I think the dude that got my oil changed was 100 years old. He could barely hold the funnel on top. He was shaking.
I'm like, dude, every dude in the shop was at least over 60 years old. Yep, that's normal. I'm looking at that, and now that you just said all of this, I'm like, did I just walk into a forgotten corner of Pennsylvania and, like, it was just so bizarre.
But that's the reality. Listen to me, George. When I looked at this field, I was like, okay, I'm young, and I can do whatever I want for a field.
So I chose this field, and I accelerated quickly through it. So I'm already a master tech, and I already deal with stuff. I'm now a lead diagnostic guy.
That's what I do. So people, when they can't figure out what's wrong with their car, they bring their car to me from wherever they couldn't figure it out what was wrong with it before. That's what I do.
So I looked at the field and said, okay, if I stick in this field from the age of 20-something, I will end up, in 10 years, I'll be the highest paid guy in the shop. And that happened rapidly, because all the other guys retired. All the other guys retired, and all the new technology in cars.

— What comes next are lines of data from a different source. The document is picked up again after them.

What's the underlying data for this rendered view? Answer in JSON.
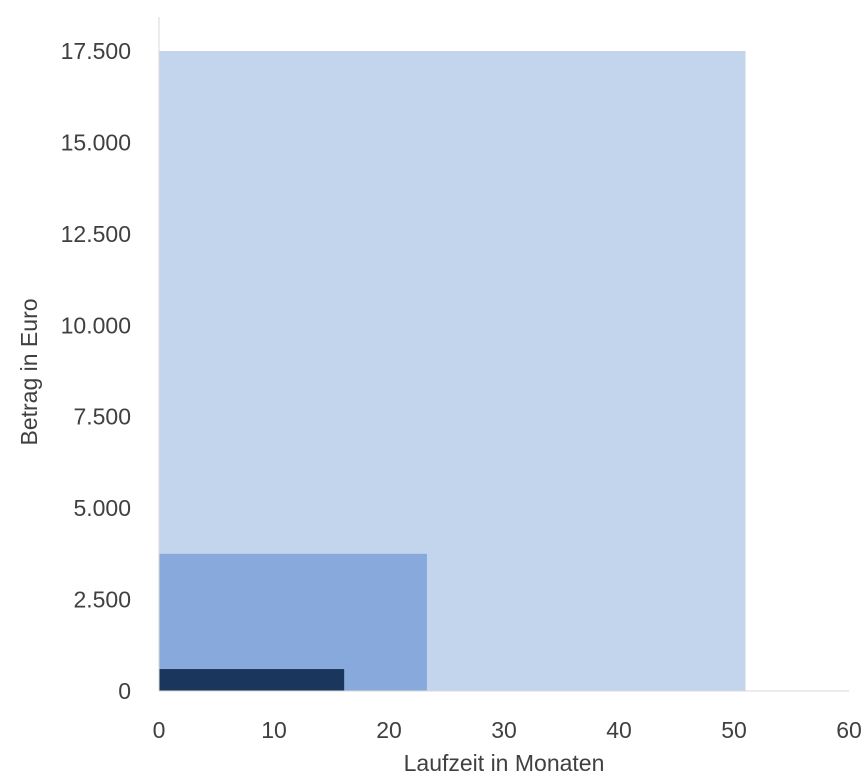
{
  "chart_data": {
    "type": "area",
    "title": "",
    "xlabel": "Laufzeit in Monaten",
    "ylabel": "Betrag in Euro",
    "xlim": [
      0,
      60
    ],
    "ylim": [
      0,
      17500
    ],
    "x_ticks": [
      0,
      10,
      20,
      30,
      40,
      50,
      60
    ],
    "x_tick_labels": [
      "0",
      "10",
      "20",
      "30",
      "40",
      "50",
      "60"
    ],
    "y_ticks": [
      0,
      2500,
      5000,
      7500,
      10000,
      12500,
      15000,
      17500
    ],
    "y_tick_labels": [
      "0",
      "2.500",
      "5.000",
      "7.500",
      "10.000",
      "12.500",
      "15.000",
      "17.500"
    ],
    "grid": false,
    "legend": "none",
    "series": [
      {
        "x_start": 0,
        "x_end": 51,
        "value": 17500,
        "color": "#c3d5ed"
      },
      {
        "x_start": 0,
        "x_end": 23.3,
        "value": 3750,
        "color": "#87a9dc"
      },
      {
        "x_start": 0,
        "x_end": 16.1,
        "value": 600,
        "color": "#1b365d"
      }
    ]
  }
}
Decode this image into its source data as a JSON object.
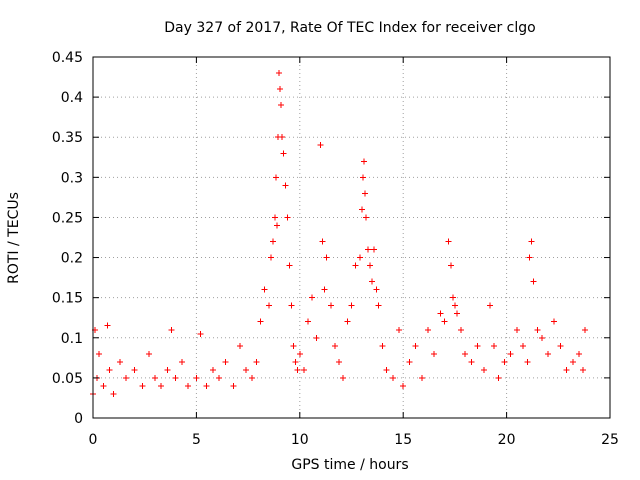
{
  "chart_data": {
    "type": "scatter",
    "title": "Day 327 of 2017, Rate Of TEC Index for receiver clgo",
    "xlabel": "GPS time / hours",
    "ylabel": "ROTI / TECUs",
    "xlim": [
      0,
      25
    ],
    "ylim": [
      0,
      0.45
    ],
    "x_ticks": [
      0,
      5,
      10,
      15,
      20,
      25
    ],
    "y_ticks": [
      0,
      0.05,
      0.1,
      0.15,
      0.2,
      0.25,
      0.3,
      0.35,
      0.4,
      0.45
    ],
    "x_tick_labels": [
      "0",
      "5",
      "10",
      "15",
      "20",
      "25"
    ],
    "y_tick_labels": [
      "0",
      "0.05",
      "0.1",
      "0.15",
      "0.2",
      "0.25",
      "0.3",
      "0.35",
      "0.4",
      "0.45"
    ],
    "grid": true,
    "marker": "plus",
    "colors": {
      "series": "#ff0000",
      "grid": "#a0a0a0",
      "axes": "#000000"
    },
    "series": [
      {
        "x": [
          0.0,
          0.1,
          0.2,
          0.3,
          0.5,
          0.7,
          0.8,
          1.0,
          1.3,
          1.6,
          2.0,
          2.4,
          2.7,
          3.0,
          3.3,
          3.6,
          3.8,
          4.0,
          4.3,
          4.6,
          5.0,
          5.2,
          5.5,
          5.8,
          6.1,
          6.4,
          6.8,
          7.1,
          7.4,
          7.7,
          7.9,
          8.1,
          8.3,
          8.5,
          8.6,
          8.7,
          8.8,
          8.85,
          8.9,
          8.95,
          9.0,
          9.05,
          9.1,
          9.15,
          9.2,
          9.3,
          9.4,
          9.5,
          9.6,
          9.7,
          9.8,
          9.9,
          10.0,
          10.2,
          10.4,
          10.6,
          10.8,
          11.0,
          11.1,
          11.2,
          11.3,
          11.5,
          11.7,
          11.9,
          12.1,
          12.3,
          12.5,
          12.7,
          12.9,
          13.0,
          13.05,
          13.1,
          13.15,
          13.2,
          13.3,
          13.4,
          13.5,
          13.6,
          13.7,
          13.8,
          14.0,
          14.2,
          14.5,
          14.8,
          15.0,
          15.3,
          15.6,
          15.9,
          16.2,
          16.5,
          16.8,
          17.0,
          17.2,
          17.3,
          17.4,
          17.5,
          17.6,
          17.8,
          18.0,
          18.3,
          18.6,
          18.9,
          19.2,
          19.4,
          19.6,
          19.9,
          20.2,
          20.5,
          20.8,
          21.0,
          21.1,
          21.2,
          21.3,
          21.5,
          21.7,
          22.0,
          22.3,
          22.6,
          22.9,
          23.2,
          23.5,
          23.7,
          23.8
        ],
        "y": [
          0.03,
          0.11,
          0.05,
          0.08,
          0.04,
          0.115,
          0.06,
          0.03,
          0.07,
          0.05,
          0.06,
          0.04,
          0.08,
          0.05,
          0.04,
          0.06,
          0.11,
          0.05,
          0.07,
          0.04,
          0.05,
          0.105,
          0.04,
          0.06,
          0.05,
          0.07,
          0.04,
          0.09,
          0.06,
          0.05,
          0.07,
          0.12,
          0.16,
          0.14,
          0.2,
          0.22,
          0.25,
          0.3,
          0.24,
          0.35,
          0.43,
          0.41,
          0.39,
          0.35,
          0.33,
          0.29,
          0.25,
          0.19,
          0.14,
          0.09,
          0.07,
          0.06,
          0.08,
          0.06,
          0.12,
          0.15,
          0.1,
          0.34,
          0.22,
          0.16,
          0.2,
          0.14,
          0.09,
          0.07,
          0.05,
          0.12,
          0.14,
          0.19,
          0.2,
          0.26,
          0.3,
          0.32,
          0.28,
          0.25,
          0.21,
          0.19,
          0.17,
          0.21,
          0.16,
          0.14,
          0.09,
          0.06,
          0.05,
          0.11,
          0.04,
          0.07,
          0.09,
          0.05,
          0.11,
          0.08,
          0.13,
          0.12,
          0.22,
          0.19,
          0.15,
          0.14,
          0.13,
          0.11,
          0.08,
          0.07,
          0.09,
          0.06,
          0.14,
          0.09,
          0.05,
          0.07,
          0.08,
          0.11,
          0.09,
          0.07,
          0.2,
          0.22,
          0.17,
          0.11,
          0.1,
          0.08,
          0.12,
          0.09,
          0.06,
          0.07,
          0.08,
          0.06,
          0.11
        ]
      }
    ]
  }
}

Poor guy. And now everybody, everything in cars is now computerized. So, you know, if you know electronics, and you know how to actually do real diagnostics with oscilloscopes and stuff like that, it's not like it was 50 years ago, where to change, you know, to be a mechanic, you just need to be able to take the part off, look at it and go, well, mechanics, you did just simple stuff, like, you know, no, no, no, no, no.
Okay, like, something's wrong with your car now. I have to literally spend seven hours with a wiring schematic that looks like something out of a horror film, where it's like an entire whiteboard filled up with stuff while I spend hours trying to figure out which wire is it that's wrong on your communication network. Okay? Like, it's not simple work anymore.